Ada 111 jenis serangga hama kedelai di Indonesia. Beberapa jenis di antaranya berstatus penting, antara lain lalat kacang (Ophiomyia phaseoli), kumbang kedelai (Phaedonia inclusa), ulat grayak (Spodoptera litura), ulat iengkal (Chrysodeixis chalcites), pemakan polong (Helicoverpa armigera), kepik coklat (Riptortus linearis), kepik hijau (Nezara viridula), kepik punggung bergaris (Piezodorus hybneri), dan penggerek polong (Etiella zinckenella). Selain serangga hama, pada pertanaman kedelai juga dapat dijumpai berbagai jenis arthropoda berguna, antara lain musuh alami (pemangsa dan parasitoid) dan penyerbuk.

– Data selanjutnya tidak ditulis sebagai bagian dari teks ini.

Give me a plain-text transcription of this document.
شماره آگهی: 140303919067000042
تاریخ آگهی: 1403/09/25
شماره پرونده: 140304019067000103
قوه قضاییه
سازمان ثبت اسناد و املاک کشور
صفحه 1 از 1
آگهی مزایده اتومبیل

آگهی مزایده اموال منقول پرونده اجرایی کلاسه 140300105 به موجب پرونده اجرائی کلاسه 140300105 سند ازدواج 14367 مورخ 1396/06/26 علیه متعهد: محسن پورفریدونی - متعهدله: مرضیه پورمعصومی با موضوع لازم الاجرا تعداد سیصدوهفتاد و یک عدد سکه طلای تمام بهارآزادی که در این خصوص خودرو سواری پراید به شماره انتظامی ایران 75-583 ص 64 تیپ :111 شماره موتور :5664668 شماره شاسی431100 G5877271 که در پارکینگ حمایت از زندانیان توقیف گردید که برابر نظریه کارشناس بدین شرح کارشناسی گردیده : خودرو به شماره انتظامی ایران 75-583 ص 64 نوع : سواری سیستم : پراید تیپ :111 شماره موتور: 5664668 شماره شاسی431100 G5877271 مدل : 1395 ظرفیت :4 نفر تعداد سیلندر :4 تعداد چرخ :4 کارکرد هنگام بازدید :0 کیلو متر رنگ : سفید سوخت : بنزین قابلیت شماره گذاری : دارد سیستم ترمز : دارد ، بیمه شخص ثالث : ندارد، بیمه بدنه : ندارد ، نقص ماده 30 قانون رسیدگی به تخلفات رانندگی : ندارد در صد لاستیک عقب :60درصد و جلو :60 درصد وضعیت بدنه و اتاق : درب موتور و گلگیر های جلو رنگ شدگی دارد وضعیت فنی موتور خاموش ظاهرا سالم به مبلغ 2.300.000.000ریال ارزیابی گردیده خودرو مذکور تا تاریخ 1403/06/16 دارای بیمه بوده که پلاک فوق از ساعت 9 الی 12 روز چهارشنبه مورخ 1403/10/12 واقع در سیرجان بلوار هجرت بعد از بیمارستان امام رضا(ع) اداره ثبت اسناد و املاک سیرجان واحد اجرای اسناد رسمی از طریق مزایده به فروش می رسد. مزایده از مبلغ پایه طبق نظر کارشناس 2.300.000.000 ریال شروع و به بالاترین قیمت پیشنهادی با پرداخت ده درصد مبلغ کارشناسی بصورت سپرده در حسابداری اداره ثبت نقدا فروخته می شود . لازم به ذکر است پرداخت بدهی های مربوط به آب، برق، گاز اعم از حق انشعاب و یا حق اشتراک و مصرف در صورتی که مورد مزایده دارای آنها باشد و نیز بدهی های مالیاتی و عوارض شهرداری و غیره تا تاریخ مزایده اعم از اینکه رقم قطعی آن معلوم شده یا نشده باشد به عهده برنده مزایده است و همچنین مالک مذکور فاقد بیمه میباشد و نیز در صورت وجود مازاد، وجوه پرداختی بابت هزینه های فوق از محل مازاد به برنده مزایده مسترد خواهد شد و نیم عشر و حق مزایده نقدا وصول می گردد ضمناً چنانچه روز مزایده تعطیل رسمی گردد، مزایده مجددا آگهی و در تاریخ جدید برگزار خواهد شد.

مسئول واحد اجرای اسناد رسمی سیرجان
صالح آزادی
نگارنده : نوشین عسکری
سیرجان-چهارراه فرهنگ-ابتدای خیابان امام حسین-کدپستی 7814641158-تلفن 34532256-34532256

Lycosa pseudoannulata Boes. et Str. (Araneae: Lycosidae) merupakan salah satu jenis laba-laba musuh alami yang sering dijumpai pada pertanaman padi dan palawija setelah padi di lahan sawah irigasi. Laba-laba yang dikenal petani sebagai "Lycosa" ini bersifat generalis karena memiliki mangsa berbagai jenis serangga, terutama yang berstatus hama. Peranannya sebagai musuh alami dalam ekosistem pertanian sangat penting, bahkan diperhitungkan dalam pengambilan keputusan pengendalian hama dengan insektisida.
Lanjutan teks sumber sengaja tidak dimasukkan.